I am trying to connect to a MySQL database using PHP, but I am getting 32767 error reporting in the console. I tried to show the error message using echo error_reporting() but it is not showing the error message.
Here is the code:
$name = $_POST[name];
$topic = $_POST[topic];
$tell = $_POST[tell];
$birthDay = $_POST[birthDay];
$job = $_POST[job];
$email = $_POST[email];
$lastMajor = $_POST[lastMajor];
$major = $_POST[major];
$add = $_POST[add];
$today = "test";
$connectionString = mysqli_connect("localhost","root","root","myDB");
if (mysqli_connect_errno())
{
echo "Failed to connect to MySQL: " . mysqli_connect_error();
}
mysqli_query($connectionString,"INSERT INTO coWork (topic , name , tell , birthDay , job , email , lastMajor , major, add , date )

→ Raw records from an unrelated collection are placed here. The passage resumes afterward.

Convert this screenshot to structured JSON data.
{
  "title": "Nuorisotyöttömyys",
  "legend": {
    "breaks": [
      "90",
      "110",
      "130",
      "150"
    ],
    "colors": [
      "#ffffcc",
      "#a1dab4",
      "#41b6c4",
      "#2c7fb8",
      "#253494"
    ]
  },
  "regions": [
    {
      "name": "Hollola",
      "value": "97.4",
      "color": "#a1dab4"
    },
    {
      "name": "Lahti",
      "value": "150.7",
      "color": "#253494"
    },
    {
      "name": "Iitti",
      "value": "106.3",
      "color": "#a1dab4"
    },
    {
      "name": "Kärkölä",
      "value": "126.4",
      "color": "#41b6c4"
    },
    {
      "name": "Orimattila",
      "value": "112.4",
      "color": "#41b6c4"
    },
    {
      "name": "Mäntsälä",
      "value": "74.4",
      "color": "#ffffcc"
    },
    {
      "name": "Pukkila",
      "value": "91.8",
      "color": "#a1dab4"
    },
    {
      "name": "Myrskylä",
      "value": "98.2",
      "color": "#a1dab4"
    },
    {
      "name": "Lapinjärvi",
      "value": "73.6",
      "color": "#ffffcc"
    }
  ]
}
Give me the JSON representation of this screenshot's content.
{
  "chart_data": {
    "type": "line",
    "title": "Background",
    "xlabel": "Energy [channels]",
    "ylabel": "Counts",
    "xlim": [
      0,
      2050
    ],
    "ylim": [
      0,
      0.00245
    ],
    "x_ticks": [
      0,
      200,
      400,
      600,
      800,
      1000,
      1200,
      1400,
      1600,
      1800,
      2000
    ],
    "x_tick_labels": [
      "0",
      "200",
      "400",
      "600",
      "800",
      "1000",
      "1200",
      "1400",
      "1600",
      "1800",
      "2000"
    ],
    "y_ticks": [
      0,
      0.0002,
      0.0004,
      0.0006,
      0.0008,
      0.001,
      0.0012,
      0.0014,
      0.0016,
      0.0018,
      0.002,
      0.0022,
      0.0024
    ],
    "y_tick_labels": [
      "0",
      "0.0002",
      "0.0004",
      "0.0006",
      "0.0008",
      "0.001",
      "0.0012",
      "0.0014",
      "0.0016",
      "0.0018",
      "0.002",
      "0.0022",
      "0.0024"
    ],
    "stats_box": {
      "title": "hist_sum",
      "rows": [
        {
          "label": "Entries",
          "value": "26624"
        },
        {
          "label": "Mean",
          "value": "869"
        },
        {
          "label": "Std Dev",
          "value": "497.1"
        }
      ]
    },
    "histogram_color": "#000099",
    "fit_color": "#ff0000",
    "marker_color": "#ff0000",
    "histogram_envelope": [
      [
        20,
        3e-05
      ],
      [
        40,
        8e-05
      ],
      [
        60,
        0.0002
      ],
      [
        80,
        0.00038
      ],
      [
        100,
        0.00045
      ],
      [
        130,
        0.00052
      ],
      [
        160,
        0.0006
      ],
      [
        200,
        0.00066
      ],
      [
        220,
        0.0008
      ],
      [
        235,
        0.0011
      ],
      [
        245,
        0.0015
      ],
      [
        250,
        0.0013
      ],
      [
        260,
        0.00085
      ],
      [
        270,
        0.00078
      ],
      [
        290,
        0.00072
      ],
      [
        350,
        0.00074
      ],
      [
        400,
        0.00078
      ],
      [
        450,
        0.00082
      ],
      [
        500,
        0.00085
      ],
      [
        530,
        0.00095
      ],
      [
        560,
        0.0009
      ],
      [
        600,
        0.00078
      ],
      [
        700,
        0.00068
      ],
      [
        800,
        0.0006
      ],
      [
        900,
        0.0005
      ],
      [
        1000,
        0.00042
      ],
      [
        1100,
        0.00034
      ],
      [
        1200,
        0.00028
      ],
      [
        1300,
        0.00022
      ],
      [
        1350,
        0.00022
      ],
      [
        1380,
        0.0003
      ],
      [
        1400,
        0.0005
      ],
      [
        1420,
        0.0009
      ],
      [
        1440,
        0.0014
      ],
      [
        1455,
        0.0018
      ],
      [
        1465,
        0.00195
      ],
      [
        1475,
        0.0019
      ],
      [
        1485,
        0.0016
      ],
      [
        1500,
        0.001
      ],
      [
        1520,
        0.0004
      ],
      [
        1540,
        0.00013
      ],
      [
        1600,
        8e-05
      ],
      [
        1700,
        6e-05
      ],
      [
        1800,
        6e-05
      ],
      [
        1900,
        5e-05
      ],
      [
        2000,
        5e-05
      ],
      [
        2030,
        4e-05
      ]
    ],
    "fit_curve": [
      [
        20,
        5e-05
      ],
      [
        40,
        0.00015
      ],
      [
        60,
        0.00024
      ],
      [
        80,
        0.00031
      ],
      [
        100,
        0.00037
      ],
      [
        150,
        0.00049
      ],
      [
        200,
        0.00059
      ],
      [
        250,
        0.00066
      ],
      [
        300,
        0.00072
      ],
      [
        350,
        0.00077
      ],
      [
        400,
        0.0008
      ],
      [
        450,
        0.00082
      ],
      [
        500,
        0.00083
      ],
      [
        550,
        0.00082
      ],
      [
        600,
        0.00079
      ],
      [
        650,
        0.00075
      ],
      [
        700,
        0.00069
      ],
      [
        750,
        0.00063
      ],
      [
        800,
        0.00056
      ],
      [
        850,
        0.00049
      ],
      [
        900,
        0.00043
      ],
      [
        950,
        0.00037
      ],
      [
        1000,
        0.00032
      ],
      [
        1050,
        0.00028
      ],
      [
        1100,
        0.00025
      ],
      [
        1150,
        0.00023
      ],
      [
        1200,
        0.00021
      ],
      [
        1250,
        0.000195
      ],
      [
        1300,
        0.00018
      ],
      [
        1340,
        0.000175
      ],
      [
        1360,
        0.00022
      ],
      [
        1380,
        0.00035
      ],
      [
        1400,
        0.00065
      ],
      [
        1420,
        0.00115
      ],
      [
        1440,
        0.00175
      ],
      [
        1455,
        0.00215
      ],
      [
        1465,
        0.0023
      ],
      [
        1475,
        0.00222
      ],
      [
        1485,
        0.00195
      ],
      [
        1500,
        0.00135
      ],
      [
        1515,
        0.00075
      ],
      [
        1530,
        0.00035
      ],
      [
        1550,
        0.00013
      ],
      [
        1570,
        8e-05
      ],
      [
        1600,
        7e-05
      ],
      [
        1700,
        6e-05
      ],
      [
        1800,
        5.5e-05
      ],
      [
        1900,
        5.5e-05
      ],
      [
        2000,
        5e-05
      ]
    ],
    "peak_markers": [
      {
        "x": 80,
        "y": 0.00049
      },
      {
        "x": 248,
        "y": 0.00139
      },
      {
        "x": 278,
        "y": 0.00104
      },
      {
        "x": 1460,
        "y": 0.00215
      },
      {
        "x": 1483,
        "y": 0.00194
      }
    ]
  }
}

VALUES ('$topic', '$name','$tell','$birthDay','$job' , '$email' , '$lastMajor' , '$major' , '$add' , '$today')");
mysqli_close($connectionString);
echo error_reporting();
How can I get the content of the error message?
Advertisement
Answer
error_reporting() => Sets which PHP errors are reported
To get/handle errors you have to use functions like error_get_last or set_error_handler
In your case you want to get the MySql error, so you have to use mysqli_error or mysqli_errno
if (!mysqli_query($connectionString, 'INSERT ...')) {
printf("Error: %sn", mysqli_error($connectionString));
}
Like Quentin noted you are vulnerable to SQL injection attacks. So please use mysqli_real_escape_string or mysqli_prepare.